Important Considerations:

Dependencies: Blocks with dependencies still execute in the correct order - parallelism only affects independent blocks within the same execution step
Resource Limits: Higher parallelism requires more database connections and system resources
Error Handling: If any block fails during parallel execution, the entire publication run is aborted

Applying postOp conditionally based on the publication target

When you publish a package where you have publications defined for both tables/views and csv/parquet files you might want to apply postOp for tables/views target but not for files. To do this, you can have a condition defined based on the publication.Type() builtin which returns the type of the given publication to which postOp is applied. publication.Type() returns the type of the publication: “table”, “view”, “csv”, “parquet”.

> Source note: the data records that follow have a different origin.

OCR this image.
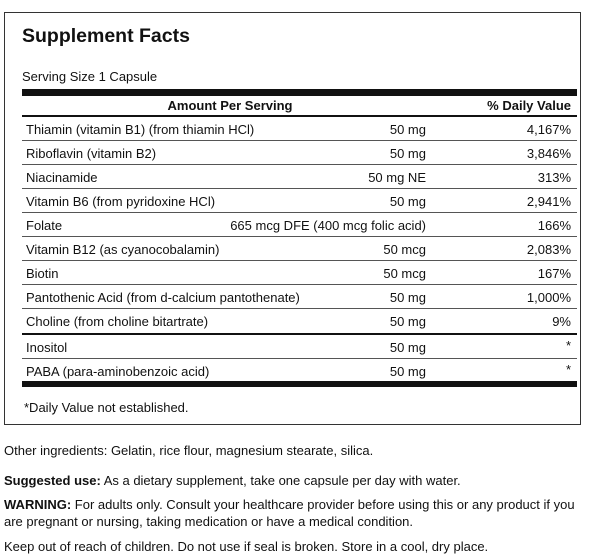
Supplement Facts
Serving Size 1 Capsule
Amount Per Serving	% Daily Value
Thiamin (vitamin B1) (from thiamin HCl)	50 mg	4,167%
Riboflavin (vitamin B2)	50 mg	3,846%
Niacinamide	50 mg NE	313%
Vitamin B6 (from pyridoxine HCl)	50 mg	2,941%
Folate	665 mcg DFE (400 mcg folic acid)	166%
Vitamin B12 (as cyanocobalamin)	50 mcg	2,083%
Biotin	50 mcg	167%
Pantothenic Acid (from d-calcium pantothenate)	50 mg	1,000%
Choline (from choline bitartrate)	50 mg	9%
Inositol	50 mg	*
PABA (para-aminobenzoic acid)	50 mg	*
*Daily Value not established.
Other ingredients: Gelatin, rice flour, magnesium stearate, silica.
Suggested use: As a dietary supplement, take one capsule per day with water.
WARNING: For adults only. Consult your healthcare provider before using this or any product if you are pregnant or nursing, taking medication or have a medical condition.
Keep out of reach of children. Do not use if seal is broken. Store in a cool, dry place.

#+src sql grantSelectPermissions(): void
#+begin
  #+if publication.Type() == "table" || publication.Type() == "view" then
    GRANT SELECT ON {{ publication.Target() }} TO GROUP "allusers@coginiti.co";
  #+end
#+end

Incremental publication

Incremental publication allows users to publish only new data that is available since the moment when the last time publication for the given block was run. To enable incremental publication users have to specify:incremental property and set a type of incremental publication as its value. We support 3 different incremental strategies:

append
merge
merge_conditionally

Within the block body following builtin blocks could be used to control logic for incremental publication:

publication.Incremental(): Used as a predicate to add conditional logic to the SQL query to filter out rows based on some condition if incremental publication is enabled.
publication.Target(): Used as a reference to the target (published) dataset to query it and get needed values to compose a correct filter for incremental publication (for example, to get the latest timestamp in your target table).

Append publication

With this type, the rows returned by the publication block get appended to the target table.

#+import "std/publication"

#+src sql DAU()
#+meta {
  :publication {
    :type "table",
    :name "daily_active_users",
    :incremental "append"
  }
}
#+begin
  SELECT
    DATE_TRUNC('day', visit_date) as date_day,
    COUNT(DISTINCT user_id) AS users_count
  FROM
    visits
  #+if publication.Incremental() then
    WHERE visit_date >= (SELECT MAX(date_day) FROM {{ publication.Target() }})
  #+end
  GROUP BY
    date_day
  ;
#+end

Merge publication

Merge incremental publication should be used to update the target with new and updated rows based on the defined unique key. In the given example, we have a block that calculates daily active users and publishes them incrementally. The date_day column is specified as your unique key and incremental strategy are set to "merge". This will let us insert new data and also update it for already published dates if the incremental batch contains updated values.

#+src sql DAU()
#+meta {
  :publication {
    :type "table",
    :name "daily_active_users",
    :incremental "merge",
    :unique_key ["date_day"]
  }
}
#+begin
  SELECT
    DATE_TRUNC('day', visit_date) as date_day,
    COUNT(DISTINCT user_id) AS users_count
  FROM
    visits
  #+if publication.Incremental() then
    WHERE visit_date >= (SELECT MAX(date_day) FROM {{ publication.Target() }})
  #+end
  GROUP BY
    date_day
  ;
#+end

Update logic for rows based on unique key works differently on different database platforms. MERGE statements are used when supported, otherwise, the combination of DELETE and INSERT statements are used which is executed inside a transaction to guarantee the atomicity of the operation.

Incremental publication is not supported for file targets, since it requires either a) querying target data, to get a proper value for filter condition or b) merge operation to update rows based on a unique key, which is problematic for data presented as a raw file on a file system.

Merge with additional conditions

Sometimes when doing a merge operation we want to update existing rows only when there are changes in the given column values. "merge_conditionally" incremental strategy allows us to do it. When selecting this strategy user is forced to define "unique_key" and "update_on_changes_in" metadata properties. Unique key is used to match rows in the target and "update_on_changes_in" contains a list of columns that should be used for comparison between incremental batch and target. The matched row in the target will be updated only if there are changes found in the "first_name", "last_name", or "email" columns.

#+src sql Persona()
#+meta {
  :publication {
    :type "table",
    :name "dim_persona",
    :schema "base",
    :incremental "merge_conditionally",
    :unique_key ["persona_key"],
    :update_on_changes_in ["first_name", "last_name", "email"]
  }
}
#+begin
  SELECT
    {{ SurrogateKey("src.customer_id") }} AS persona_key,
    src.first_name,
    src.last_name,
    src.email,
    b.batch_number
  FROM
    {{ sources.Customer() }} src
  CROSS JOIN {{ BatchNumber() }} b
;
#+end